O murmúrio dos soldados transforma-se em brados de protesto e alguns punhos erguem-se no ar. Coja Geinal fez um gesto com a mão para que se calem e, erguendo a voz a fim de se fazer ouvir do Moulana e de Ferhâd, replica em tom magoado:

– Falastes em desprezo meu e destes homens, que com risco de suas vidas tomaram estes cativos. Quanto melhor vos fora, Moulana, para salvação da vossa alma, repartirdes com os pobres soldados do vosso que vos sobeja, do que com palavras hipócritas tentardes roubar-lhes o seu, como tendes por ofício fazer continuamente.

Um silêncio pesado caiu sobre a multidão, pasmada com o que o capitão ousava dizer ao poderoso Moulana, que parecia ter igualmente perdido a fala.

– Se não quereis levar as mãos vazias – continua Geinal imperturbável – para por vosso interesse peitardes os cacizes de Medina, fazei-o com o património que o vosso pai vos deixou e não com estes cativos que custaram as vidas de muitos dos nossos e muito sangue a nós que estamos vivos.

– Como ousas, vilão, insultar um homem de Deus? Maldito sejas, com toda essa corja de assassinos que te acompanha! Condeno-vos ao.

E mais não pôde dizer, porque os soldados de Geinal, turcos e mouros, desembainham as armas contra ele, porém, as gentes da cidade, que são a favor do Moulana, fazem barreira, tomando cacetes, punhais e tudo o que possa servir de arma, enfrentam os soldados. Ferhâd chega-se aos brigões, tentando aquietar os ânimos, mas ninguém o quer ouvir e um bando de exaltados rodeia-o, ameaçador, sem que os seus guarda-costas ousem impedi-los. Um golpe traiçoeiro corta-lhe um braço e só a muito custo os da sua comitiva logram retirá-lo da praça e levá-lo para casa, deixando-o entregue aos cuidados do seu físico.

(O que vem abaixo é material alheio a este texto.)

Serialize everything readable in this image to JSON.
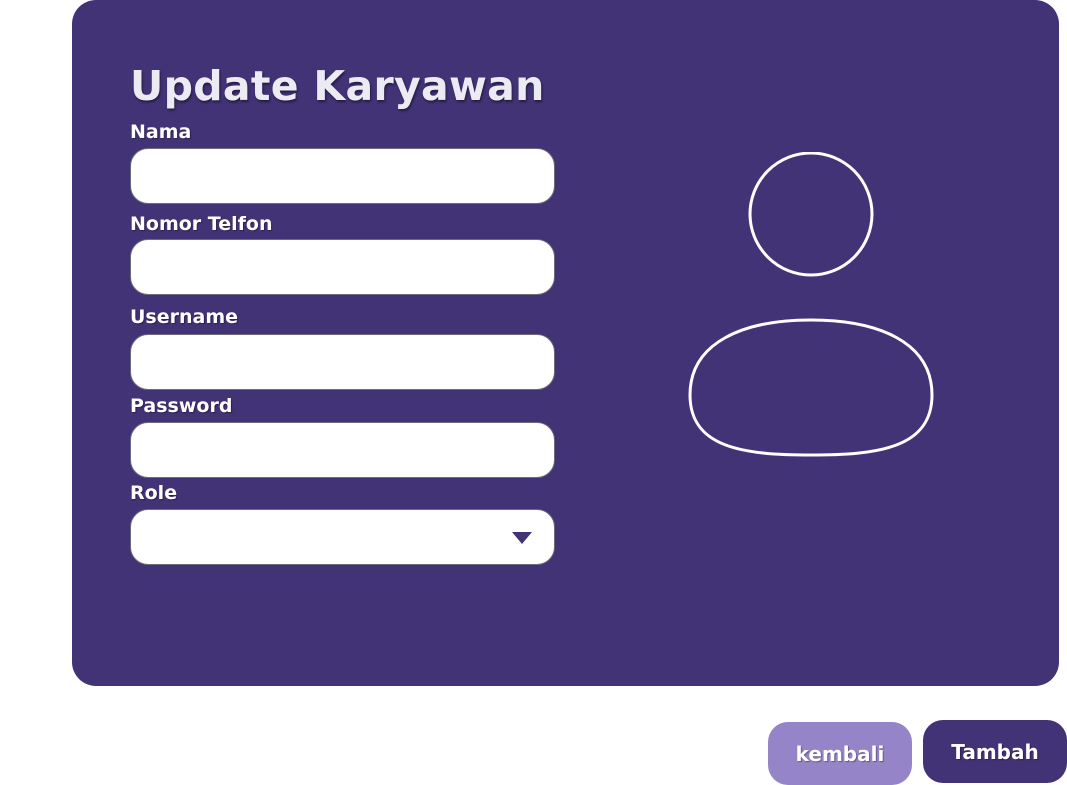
{
  "form": {
    "title": "Update Karyawan",
    "fields": {
      "nama": {
        "label": "Nama",
        "value": ""
      },
      "telfon": {
        "label": "Nomor Telfon",
        "value": ""
      },
      "username": {
        "label": "Username",
        "value": ""
      },
      "password": {
        "label": "Password",
        "value": ""
      },
      "role": {
        "label": "Role",
        "value": ""
      }
    }
  },
  "buttons": {
    "back_label": "kembali",
    "submit_label": "Tambah"
  },
  "colors": {
    "panel": "#423276",
    "back_button": "#9585c8",
    "submit_button": "#423276",
    "input_background": "#ffffff"
  },
  "icons": {
    "avatar": "user-avatar-icon",
    "dropdown": "chevron-down-icon"
  }
}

Todos criam que as autoridades da cidade em breve poriam fim ao confronto e castigariam os prevaricadores; porém, a briga degenerou num combate feroz que se saldou por mais de seiscentos mortos e no saque de meia cidade. Entre os mortos acharam-se o Moulana com as suas sete mulheres, os nove filhos e toda a restante família que os soldados mataram e lançaram ao mar depois de lhes roubarem a casa que era muito rica.

Os cativos portugueses só souberam destes sucessos depois de Dragut ter pacificado a cidade, em nome do sogro que convalescia do ferimento, porque, durante o leilão, Fernão e os seus companheiros pouco perceberam da disputa entre o Moulana e Geinal, por isso, quando a briga estalou entre as duas partes, sentiram um grande júbilo na esperança de que se matassem uns aos outros. Mas, ao verem o capitão da cidade ser retirado em braços da praça gravemente ferido e os leiloeiros porem-se em fuga, seguidos pelos oficiais da justiça, deixando-os entregues à sua sorte, os cativos entreolharam-se aterrados, sem saberem o que fazer.

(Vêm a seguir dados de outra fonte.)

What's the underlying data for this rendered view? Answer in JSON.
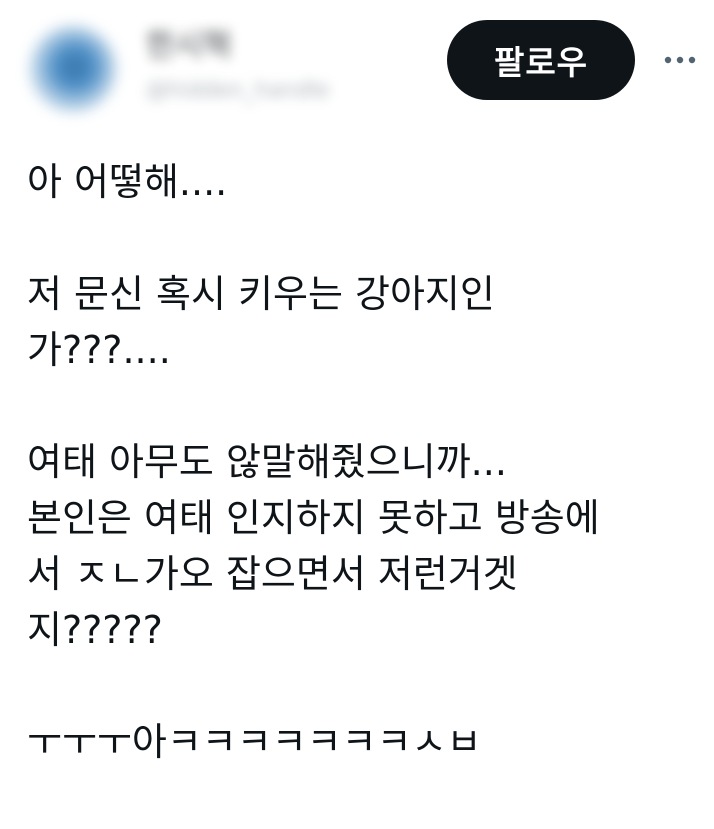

– Quando se cansarem de lutar entre si, vão virar-se contra nós – lembrara Fernão, passando a língua pelos lábios ressequidos – porque esta querela tem a ver connosco, já que aquele capitão turco foi o que me caçou.

– Não duvido! Vão fazer-nos em pedaços!

– E ninguém nos acudirá! – soluçara um moço grumete. – Não nos podemos esconder?

Falavam todos ao mesmo tempo, atropelando as palavras, tremendo no terror de serem apedrejados ou feitos em pedaços por uma multidão em fúria. Alheio à agitação dos companheiros Fernão tentava descobrir um buraco onde se pudessem esconder.